Homily: Yr B Advent 4, Dec 21 2014, St. Albans
Readings: 2 Sam 7.1-11,16; Rom 16.25-27; Luke 1.26-38;
Luke 1.46b-55
For thousands of years, Mary
has been viewed as unique and special in our Christian tradition, and rightly
so. She is the Theotokos, the mother of
God. But we lose something if we put too
much emphasis on the uniqueness of Mary.
Our loss is that we can fail to
recognize that Mary’s story is also our story. That what happened to Mary also happens to
each one of us. That the God who acted
in Mary’s life continues to act in our lives today. Now, it’s not that I’m expecting a rash of
pregnancies to break out in this congregation.
But I do believe that, like Mary, each one of us is made for a purpose,
and that God has sent, is sending and will send messengers to each one of us to
call us to that purpose, just as the messenger (and that is what the word angel
literally means), just as the messenger Gabriel was sent to Mary. And when that happens, you and I will likely
be just as confused and perplexed as Mary was.

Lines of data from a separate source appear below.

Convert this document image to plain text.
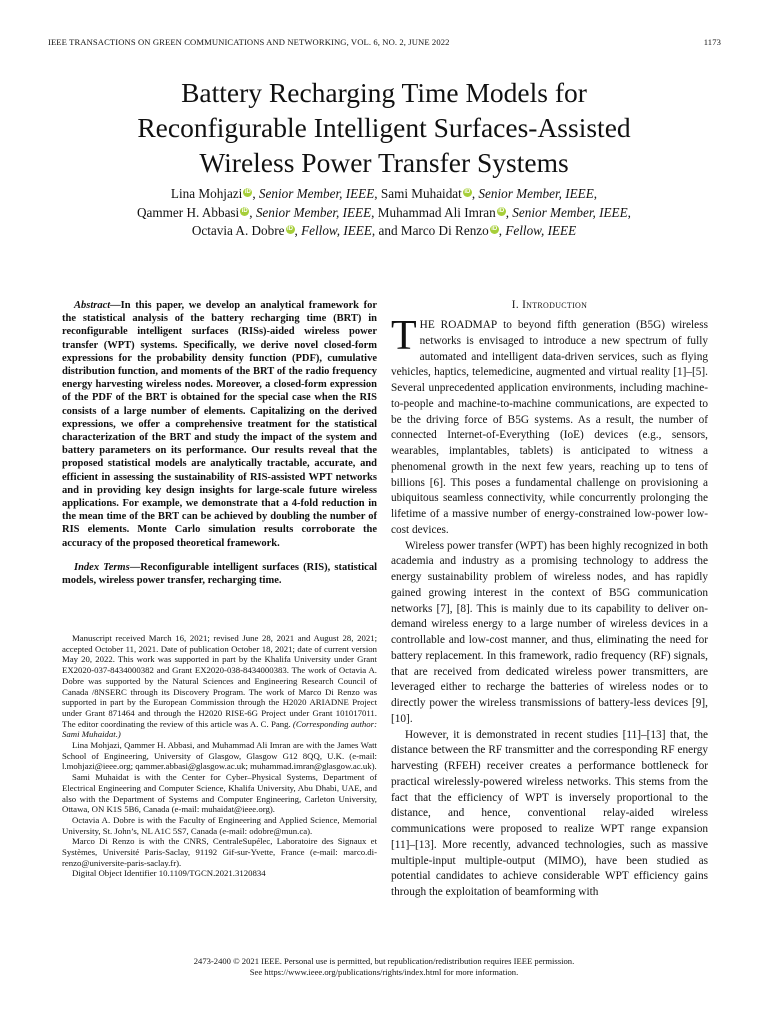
IEEE TRANSACTIONS ON GREEN COMMUNICATIONS AND NETWORKING, VOL. 6, NO. 2, JUNE 2022	1173
Battery Recharging Time Models for
Reconfigurable Intelligent Surfaces-Assisted
Wireless Power Transfer Systems
Lina Mohjazi iD , Senior Member, IEEE, Sami Muhaidat iD , Senior Member, IEEE,
Qammer H. Abbasi iD , Senior Member, IEEE, Muhammad Ali Imran iD , Senior Member, IEEE,
Octavia A. Dobre iD , Fellow, IEEE, and Marco Di Renzo iD , Fellow, IEEE

Abstract—In this paper, we develop an analytical framework for the statistical analysis of the battery recharging time (BRT) in reconfigurable intelligent surfaces (RISs)-aided wireless power transfer (WPT) systems. Specifically, we derive novel closed-form expressions for the probability density function (PDF), cumulative distribution function, and moments of the BRT of the radio frequency energy harvesting wireless nodes. Moreover, a closed-form expression of the PDF of the BRT is obtained for the special case when the RIS consists of a large number of elements. Capitalizing on the derived expressions, we offer a comprehensive treatment for the statistical characterization of the BRT and study the impact of the system and battery parameters on its performance. Our results reveal that the proposed statistical models are analytically tractable, accurate, and efficient in assessing the sustainability of RIS-assisted WPT networks and in providing key design insights for large-scale future wireless applications. For example, we demonstrate that a 4-fold reduction in the mean time of the BRT can be achieved by doubling the number of RIS elements. Monte Carlo simulation results corroborate the accuracy of the proposed theoretical framework.

Index Terms—Reconfigurable intelligent surfaces (RIS), statistical models, wireless power transfer, recharging time.

Manuscript received March 16, 2021; revised June 28, 2021 and August 28, 2021; accepted October 11, 2021. Date of publication October 18, 2021; date of current version May 20, 2022. This work was supported in part by the Khalifa University under Grant EX2020-037-8434000382 and Grant EX2020-038-8434000383. The work of Octavia A. Dobre was supported by the Natural Sciences and Engineering Research Council of Canada /8NSERC through its Discovery Program. The work of Marco Di Renzo was supported in part by the European Commission through the H2020 ARIADNE Project under Grant 871464 and through the H2020 RISE-6G Project under Grant 101017011. The editor coordinating the review of this article was A. C. Pang. (Corresponding author: Sami Muhaidat.)

Lina Mohjazi, Qammer H. Abbasi, and Muhammad Ali Imran are with the James Watt School of Engineering, University of Glasgow, Glasgow G12 8QQ, U.K. (e-mail: l.mohjazi@ieee.org; qammer.abbasi@glasgow.ac.uk; muhammad.imran@glasgow.ac.uk).

Sami Muhaidat is with the Center for Cyber–Physical Systems, Department of Electrical Engineering and Computer Science, Khalifa University, Abu Dhabi, UAE, and also with the Department of Systems and Computer Engineering, Carleton University, Ottawa, ON K1S 5B6, Canada (e-mail: muhaidat@ieee.org).

Octavia A. Dobre is with the Faculty of Engineering and Applied Science, Memorial University, St. John’s, NL A1C 5S7, Canada (e-mail: odobre@mun.ca).

Marco Di Renzo is with the CNRS, CentraleSupélec, Laboratoire des Signaux et Systèmes, Université Paris-Saclay, 91192 Gif-sur-Yvette, France (e-mail: marco.di-renzo@universite-paris-saclay.fr).

Digital Object Identifier 10.1109/TGCN.2021.3120834

I. Introduction

THE ROADMAP to beyond fifth generation (B5G) wireless networks is envisaged to introduce a new spectrum of fully automated and intelligent data-driven services, such as flying vehicles, haptics, telemedicine, augmented and virtual reality [1]–[5]. Several unprecedented application environments, including machine-to-people and machine-to-machine communications, are expected to be the driving force of B5G systems. As a result, the number of connected Internet-of-Everything (IoE) devices (e.g., sensors, wearables, implantables, tablets) is anticipated to witness a phenomenal growth in the next few years, reaching up to tens of billions [6]. This poses a fundamental challenge on provisioning a ubiquitous seamless connectivity, while concurrently prolonging the lifetime of a massive number of energy-constrained low-power low-cost devices.

Wireless power transfer (WPT) has been highly recognized in both academia and industry as a promising technology to address the energy sustainability problem of wireless nodes, and has rapidly gained growing interest in the context of B5G communication networks [7], [8]. This is mainly due to its capability to deliver on-demand wireless energy to a large number of wireless devices in a controllable and low-cost manner, and thus, eliminating the need for battery replacement. In this framework, radio frequency (RF) signals, that are received from dedicated wireless power transmitters, are leveraged either to recharge the batteries of wireless nodes or to directly power the wireless transmissions of battery-less devices [9], [10].

However, it is demonstrated in recent studies [11]–[13] that, the distance between the RF transmitter and the corresponding RF energy harvesting (RFEH) receiver creates a performance bottleneck for practical wirelessly-powered wireless networks. This stems from the fact that the efficiency of WPT is inversely proportional to the distance, and hence, conventional relay-aided wireless communications were proposed to realize WPT range expansion [11]–[13]. More recently, advanced technologies, such as massive multiple-input multiple-output (MIMO), have been studied as potential candidates to achieve considerable WPT efficiency gains through the exploitation of beamforming with

2473-2400 © 2021 IEEE. Personal use is permitted, but republication/redistribution requires IEEE permission.
See https://www.ieee.org/publications/rights/index.html for more information.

Mary’s story, the gospel we
heard today, provides us with an example of what it can look like to hear and then
respond to God’s call. So let’s take a
closer look. And to do that, we have to
use our imagination. I want you to place
yourself in Mary’s shoes. Actually, she
was more likely to be barefoot. Imagine
yourself as a 13 year old girl, poor, living in a tiny rural village of maybe
150 people. Your parents have arranged for you to marry the 17 year old boy who
lives in your village, in a few years, when you’re old enough. You are living under military occupation,
there’s a garrison of Roman soldiers stationed a few kilometers away. They are dangerous, you’ve been taught to
avoid them, to keep your head down.
One day a male stranger
approaches you, and to your surprise, and breaking with social custom, he
speaks to you, and his words are strange:
“Greetings favoured one! The Lord
is with you”
How do you react?
Fear? Suspicion?
Do you look around for help? Get
ready to run? What questions are whizzing
through your mind? Who is this man? Why is he talking to me? Is he dangerous?
It seems that Mary is at least open
to the possibility that the man who accosts her may indeed be a messenger from
God, but that only raises more questions and more doubts. Why would God even notice me? Is this for real? Can I trust what he is saying? What have I done to earn God’s favour?
Mary may have had all these thoughts
and more, but she doesn’t say a word. She stays silent. She gives no voice to the questions and doubts
and fears that are running through her head.
She is perplexed, and afraid, and she ponders what sort of a greeting this
might be.
And I suspect that’s how most of us
respond when God sends his messengers to speak to us. Are you talking to me? Can I trust this? Is this really a message from God? The first time we get an inkling that God
might be speaking to us, through a friend, a parent, a teacher, a movie, a work
of art, a persistent thought, whatever form an angel might take, our first
reaction, often, is to be perplexed.
There is a member of our community
who confided to me that she had sensed in the past few months that God was
trying to tell her something. And it was
kind of freaking her out.
Mary was kind of freaked out. Perplexed.
Or as another translation puts it, thoroughly shaken. But she chooses not to run. She stays engaged, she keeps listening. And the messenger keeps talking. He reassures her, “don’t be afraid, Mary”. He repeats the thing that many of us have
trouble believing, that she has found favour with God. And then, he gives her a few details.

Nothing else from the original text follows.